By Laura L. Krug, Crimson Staff Writer

Clarence Douglas Dillon ’31, a former Wall Street investment banker, ambassador, Secretary of the Treasury under two presidents and two-time member of Harvard’s Board of Overseers, died last Friday in New York. He was 93.

Described as “one of Harvard’s most distinguished graduates of the 20th century” by Dillon Professor of Government and former Kennedy School of Government dean Graham T. Allison, Dillon served as President Dwight D. Eisenhower’s undersecretary of state for economic affairs for two years and ambassador to France for six.

He was then selected by President John F. Kennedy to be his Secretary of the Treasury. There he played a large part in the trade expansion of the ’60s by introducing legislation to increase exports and control inflation, and spearheaded a large series of tax cuts aimed to stoke economic growth.

One of Dillon’s most crucial roles in United States history, however, had nothing to do with the United States economy. He was picked by Kennedy to be a member of a small council to determine the United States’ response to the Cuban Missile crisis, according to Allison.

“He was included in this little circle of 13 people who were thinking about blowing up the world,” Allison said.

Dillon still took time out to give back to his alma mater.

Allison recalled sending a tape of a presentation on the Cuban Missile crisis that his class had done to Dillon, and that the former Secretary had written him back a “very kind” letter detailing how he himself agreed and disagreed with the presenters.

Dillon served two terms on the Harvard Board of Overseers, the University’s highest governing body, from 1952-58 and from 1966-72, and was President of the body from 1968-72.

During the Commencement of 1959, then University President Nathan M. Pusey ’28 awarded him an honorary Doctor of Laws degree, calling him a “great-hearted, staunch-minded servant of order and justice in our country and the world.”
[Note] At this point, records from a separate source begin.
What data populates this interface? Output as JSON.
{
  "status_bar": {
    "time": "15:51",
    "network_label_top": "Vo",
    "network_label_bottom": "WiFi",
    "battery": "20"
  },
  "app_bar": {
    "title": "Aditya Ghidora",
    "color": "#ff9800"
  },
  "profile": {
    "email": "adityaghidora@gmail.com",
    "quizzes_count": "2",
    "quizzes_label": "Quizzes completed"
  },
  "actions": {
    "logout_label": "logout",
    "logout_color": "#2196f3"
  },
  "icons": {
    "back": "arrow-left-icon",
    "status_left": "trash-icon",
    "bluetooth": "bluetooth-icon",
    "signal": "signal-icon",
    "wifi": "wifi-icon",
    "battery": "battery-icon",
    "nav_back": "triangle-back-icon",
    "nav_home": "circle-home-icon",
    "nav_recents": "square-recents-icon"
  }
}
Allison further described Dillon as a man who “represented the best of what we’d wish for in public service from Harvard graduates,” and said he was “very proud to be the Dillon professor.”

The Dillon family has a history of donating to the University. Dillon’s father, Clarence Dillon, gave Harvard the Dillon Field House after the old Locker House burned down in 1930, as well as generous monetary gifts. He established two Kennedy School professorships: the Douglas Dillon Professorship of the Civilization of France, currently held by Susan R. Suleiman and the Clarence Dillon Professorship of International Affairs, which Allison now holds.